What are some of the common mistakes new store owners make when setting up their floor plan and how can they avoid them? ”I think many retailers are not taking advantage of what good window displays can do for them, in helping them to stand out from the crowd. Good displays are an all-important opening statement, and announcements that also tell the shopper who and what the retailer is and stands for. It is BRANDING!! – and is much cheaper than other forms of advertising.”
I’m currently reading Mr. Pegler’s latest book Visual Merchandising and Display – Sixth Edition, it’s published by Fairchild Books, and as Mr. Pegler says, I’m learning so much. This book is over 400 pages, and encompasses everything you could ever want to know about visuals. I think it’s an excellent book for the beginner but the seasoned pros will find a lot of new information as well. I have quite the mini library of display books, but if you are a student who can only afford to purchase one book , then make it this one. 31 chapters is a lot of studying to do , with review questions and discussions at the end of each chapter. Store planners and interior designers who work in retail spaces should really add this book to their library as well.
I would like to thank Mr. Pegler for taking the time to answer my questions, for sharing his knowledge, and for being so patient with me, you are truly a legend.
[Editor's Note: I'll be gone for two days at a work conference, so posting will be light this week. I am excited to get up the next set of group project photos once I return. In the meantime I ask you what is good display? The Godfather of display Martin M. Pegler answers this in one of his MANY books:]
“A good display is the result of Planning, Coordination, & Co-operation!

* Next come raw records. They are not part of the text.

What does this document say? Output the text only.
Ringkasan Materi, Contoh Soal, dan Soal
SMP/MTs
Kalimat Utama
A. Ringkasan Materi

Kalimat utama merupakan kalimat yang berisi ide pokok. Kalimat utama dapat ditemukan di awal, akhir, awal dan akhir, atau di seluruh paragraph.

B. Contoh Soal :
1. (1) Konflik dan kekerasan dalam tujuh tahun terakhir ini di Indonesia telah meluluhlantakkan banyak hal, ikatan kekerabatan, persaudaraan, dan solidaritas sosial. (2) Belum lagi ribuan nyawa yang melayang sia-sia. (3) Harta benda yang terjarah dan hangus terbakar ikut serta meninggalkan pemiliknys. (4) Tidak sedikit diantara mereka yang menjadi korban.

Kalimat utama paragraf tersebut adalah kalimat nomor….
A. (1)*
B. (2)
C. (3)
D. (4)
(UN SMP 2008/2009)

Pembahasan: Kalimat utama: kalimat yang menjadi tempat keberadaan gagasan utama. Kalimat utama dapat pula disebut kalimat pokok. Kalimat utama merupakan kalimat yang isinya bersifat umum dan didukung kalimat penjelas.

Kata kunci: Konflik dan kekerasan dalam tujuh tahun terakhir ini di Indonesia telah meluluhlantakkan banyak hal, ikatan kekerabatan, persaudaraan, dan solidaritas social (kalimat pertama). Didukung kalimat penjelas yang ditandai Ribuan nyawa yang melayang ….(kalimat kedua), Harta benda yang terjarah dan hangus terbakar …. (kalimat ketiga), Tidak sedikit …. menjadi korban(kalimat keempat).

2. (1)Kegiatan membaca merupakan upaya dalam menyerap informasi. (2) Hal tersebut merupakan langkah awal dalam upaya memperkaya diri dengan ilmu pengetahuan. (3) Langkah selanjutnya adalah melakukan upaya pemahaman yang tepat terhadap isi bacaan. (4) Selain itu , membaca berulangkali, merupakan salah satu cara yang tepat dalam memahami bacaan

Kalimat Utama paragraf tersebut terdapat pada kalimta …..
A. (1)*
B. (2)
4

A display person must know, in advance, when a particular display will be installed, where it will be installed, and what will be shown and promoted. He or she needs some sort of a schedule (which can be altered if need be) or, at least, a master plan.
The execution of a good display comes from knowing in advance what trends, what colors, and what type of merchandise are scheduled for future display so that some though and preparation can be made for the eventual visual presentation of that new merchandise. It also requires a close working relationship with the retailer, buyer or merchandiser, marketing people, and display manufactures and vendors.
Good displays come from the display persons knowledge of what is available and where, what is in stock or in the warehouse, and what can be borrowed or “begged” from neighbors or institutions in the community. It requires an awareness of what is going on in the community, in the city, in the country, and in the world, and then being able to draw on that awareness to create attention-getting image-building, and merchandise-selling displays.
The display calendar is a well-thought-out schedule that keeps displays and merchandise moving freely in and out of windows and on and off ledges. A change of windows can be set for every 10 days to 2 weeks, but should never be longer than one month.”